For people living with HIV, coverage continuity directly affects health outcomes. The NIH Clinical Guidelines emphasize that "health insurance and prescription drug coverage can directly affect clinical outcomes for people with HIV; changes to coverage can result in lapses in viral suppression and should be anticipated as best possible." The guidelines specifically warn that disengagement from care occurs more frequently during transitions in coverage, including when people switch insurance plans or experience changes in employment status. With wholesale acquisition costs for commonly prescribed single-tablet antiretroviral regimens ranging from approximately $2,800 to $4,700 per month, the stakes of coverage disruption are substantial.
As CANN's December analysis detailed, New York City's 2024 HIV surveillance data showed diagnoses rising for the fourth consecutive year, with 86% of new diagnoses among Black or Latino people and 48% of those interviewed lacking health insurance. The Ryan White HIV/AIDS Program and AIDS Drug Assistance Programs (ADAPs) provide critical safety net support, but these programs work best when complementing stable insurance coverage rather than substituting for it.
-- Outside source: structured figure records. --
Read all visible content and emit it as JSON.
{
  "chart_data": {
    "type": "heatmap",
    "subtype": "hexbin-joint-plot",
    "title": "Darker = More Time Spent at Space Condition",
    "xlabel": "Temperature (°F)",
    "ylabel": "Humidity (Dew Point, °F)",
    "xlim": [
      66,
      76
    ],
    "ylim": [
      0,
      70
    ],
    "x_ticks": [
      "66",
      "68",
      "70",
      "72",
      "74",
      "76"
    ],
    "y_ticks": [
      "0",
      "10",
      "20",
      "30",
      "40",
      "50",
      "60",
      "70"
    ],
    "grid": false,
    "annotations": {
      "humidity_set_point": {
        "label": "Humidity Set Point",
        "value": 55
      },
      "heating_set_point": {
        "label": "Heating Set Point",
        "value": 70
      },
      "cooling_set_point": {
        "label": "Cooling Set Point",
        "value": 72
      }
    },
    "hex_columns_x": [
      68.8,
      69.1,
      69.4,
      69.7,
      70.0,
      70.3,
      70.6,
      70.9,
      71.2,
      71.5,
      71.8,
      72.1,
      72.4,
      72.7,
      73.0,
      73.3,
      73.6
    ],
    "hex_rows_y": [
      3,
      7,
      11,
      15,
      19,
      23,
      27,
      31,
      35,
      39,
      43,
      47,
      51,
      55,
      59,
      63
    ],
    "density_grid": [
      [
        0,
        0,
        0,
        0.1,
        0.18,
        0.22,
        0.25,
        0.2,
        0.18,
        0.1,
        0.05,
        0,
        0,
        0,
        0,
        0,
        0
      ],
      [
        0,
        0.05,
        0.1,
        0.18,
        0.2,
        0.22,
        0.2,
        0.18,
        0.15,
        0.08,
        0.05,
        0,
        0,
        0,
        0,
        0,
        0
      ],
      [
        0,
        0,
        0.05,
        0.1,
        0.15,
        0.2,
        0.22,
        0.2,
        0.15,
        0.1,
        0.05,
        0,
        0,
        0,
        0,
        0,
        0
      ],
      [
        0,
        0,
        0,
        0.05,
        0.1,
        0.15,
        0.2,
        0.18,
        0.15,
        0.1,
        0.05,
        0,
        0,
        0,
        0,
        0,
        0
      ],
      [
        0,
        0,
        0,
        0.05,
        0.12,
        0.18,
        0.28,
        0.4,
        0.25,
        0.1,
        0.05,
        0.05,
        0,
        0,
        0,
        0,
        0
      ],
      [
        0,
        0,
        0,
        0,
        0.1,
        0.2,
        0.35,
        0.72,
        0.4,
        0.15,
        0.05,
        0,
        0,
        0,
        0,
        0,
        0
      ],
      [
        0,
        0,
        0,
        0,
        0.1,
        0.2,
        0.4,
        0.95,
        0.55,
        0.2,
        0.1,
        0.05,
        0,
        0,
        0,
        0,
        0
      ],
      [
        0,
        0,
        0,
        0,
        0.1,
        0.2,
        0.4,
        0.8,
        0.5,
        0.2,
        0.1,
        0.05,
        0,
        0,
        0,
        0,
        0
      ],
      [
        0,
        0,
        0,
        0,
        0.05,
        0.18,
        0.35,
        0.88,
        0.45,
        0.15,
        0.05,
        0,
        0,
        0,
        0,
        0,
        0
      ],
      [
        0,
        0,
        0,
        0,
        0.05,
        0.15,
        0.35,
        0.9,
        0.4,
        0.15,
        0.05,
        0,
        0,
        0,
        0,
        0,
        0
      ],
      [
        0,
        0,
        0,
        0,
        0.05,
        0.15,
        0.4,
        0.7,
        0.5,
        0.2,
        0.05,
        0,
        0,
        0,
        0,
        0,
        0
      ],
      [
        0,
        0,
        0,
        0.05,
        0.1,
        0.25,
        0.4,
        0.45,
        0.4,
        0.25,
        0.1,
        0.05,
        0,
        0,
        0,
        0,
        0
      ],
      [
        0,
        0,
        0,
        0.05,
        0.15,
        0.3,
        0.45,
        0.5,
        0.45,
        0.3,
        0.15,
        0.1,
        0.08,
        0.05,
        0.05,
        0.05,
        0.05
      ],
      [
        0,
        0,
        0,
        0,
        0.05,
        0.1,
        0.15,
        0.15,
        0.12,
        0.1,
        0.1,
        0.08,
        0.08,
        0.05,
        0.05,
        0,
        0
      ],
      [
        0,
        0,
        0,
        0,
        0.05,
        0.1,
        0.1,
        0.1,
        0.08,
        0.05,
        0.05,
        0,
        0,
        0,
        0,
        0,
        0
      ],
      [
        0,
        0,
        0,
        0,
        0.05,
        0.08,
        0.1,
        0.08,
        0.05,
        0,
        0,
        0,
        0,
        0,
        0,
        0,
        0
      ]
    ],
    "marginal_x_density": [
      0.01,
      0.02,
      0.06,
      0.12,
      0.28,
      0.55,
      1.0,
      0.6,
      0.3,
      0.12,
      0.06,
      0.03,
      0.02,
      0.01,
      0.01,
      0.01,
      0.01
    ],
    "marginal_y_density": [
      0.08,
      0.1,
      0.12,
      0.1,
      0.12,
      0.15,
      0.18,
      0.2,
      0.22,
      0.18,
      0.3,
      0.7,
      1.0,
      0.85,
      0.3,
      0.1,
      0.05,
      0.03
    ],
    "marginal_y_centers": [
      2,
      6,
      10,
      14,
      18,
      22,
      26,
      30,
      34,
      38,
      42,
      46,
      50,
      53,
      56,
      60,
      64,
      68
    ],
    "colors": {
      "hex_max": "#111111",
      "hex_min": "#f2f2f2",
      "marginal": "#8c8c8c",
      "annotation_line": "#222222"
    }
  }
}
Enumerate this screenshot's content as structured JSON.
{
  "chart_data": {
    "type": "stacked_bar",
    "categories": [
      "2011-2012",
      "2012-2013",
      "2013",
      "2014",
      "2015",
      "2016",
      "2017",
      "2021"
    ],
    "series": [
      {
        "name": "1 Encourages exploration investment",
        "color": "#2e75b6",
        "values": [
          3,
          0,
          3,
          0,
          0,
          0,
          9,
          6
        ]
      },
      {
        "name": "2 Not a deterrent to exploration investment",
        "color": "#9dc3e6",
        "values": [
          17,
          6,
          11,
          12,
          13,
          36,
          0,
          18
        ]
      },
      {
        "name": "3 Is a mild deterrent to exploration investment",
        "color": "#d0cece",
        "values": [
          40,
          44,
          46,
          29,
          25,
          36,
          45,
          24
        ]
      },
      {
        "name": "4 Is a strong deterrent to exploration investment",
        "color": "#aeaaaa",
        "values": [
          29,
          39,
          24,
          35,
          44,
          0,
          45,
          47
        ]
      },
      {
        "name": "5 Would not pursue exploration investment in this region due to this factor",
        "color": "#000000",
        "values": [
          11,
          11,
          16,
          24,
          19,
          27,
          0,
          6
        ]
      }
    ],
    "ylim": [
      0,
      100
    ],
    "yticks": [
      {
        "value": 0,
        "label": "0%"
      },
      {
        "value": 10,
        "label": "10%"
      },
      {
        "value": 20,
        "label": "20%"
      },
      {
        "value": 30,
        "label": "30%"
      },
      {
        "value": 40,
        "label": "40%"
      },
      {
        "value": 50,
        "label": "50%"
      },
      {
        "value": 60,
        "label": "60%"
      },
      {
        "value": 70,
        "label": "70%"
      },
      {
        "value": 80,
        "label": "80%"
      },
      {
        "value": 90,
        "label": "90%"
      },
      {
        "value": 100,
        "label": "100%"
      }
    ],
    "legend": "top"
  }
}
The KFF analysis of proposed Medicaid cost-sharing requirements offers a window into what happens when cost barriers are introduced for vulnerable populations. Under a maximum cost-sharing scenario, Medicaid expansion enrollees with three or more chronic conditions could face average annual costs of $1,248—potentially exceeding the 5% of income cap for those at 100% of the federal poverty level.
What Comes Next
Any Senate deal requires 60 votes to overcome a filibuster, meaning at least seven Democrats must join all 53 Republicans, or significant bipartisan support must materialize. Sen. Moreno has indicated he needs 35 Republican senators on board to feel confident in the level of GOP support. Senate Majority Leader John Thune has said any deal must get a "big vote" among Republicans.
The political calendar adds pressure. The January 30 government funding deadline looms, and neither party has appetite for another shutdown after last fall's 43-day standoff. An extended open enrollment period would likely accompany any deal, giving people who dropped coverage due to premium spikes a chance to re-enroll.
For advocates, the coming days demand close attention. The specific legislative text—particularly provisions around minimum premiums, income verification, and any changes to covered services—will determine whether a compromise actually improves access or introduces new barriers. Contact your Senators to emphasize that affordability must remain central to any reform. Monitor for the final text expected early next week. And prepare to help community members navigate an extended enrollment period if one materializes.
The enhanced subsidies enabled record ACA enrollment of 25.2 million in early 2025, according to KFF data. What happens in Congress over the next two weeks will determine whether that progress holds or unravels, and whether the people who depend on affordable coverage can continue accessing the care they need.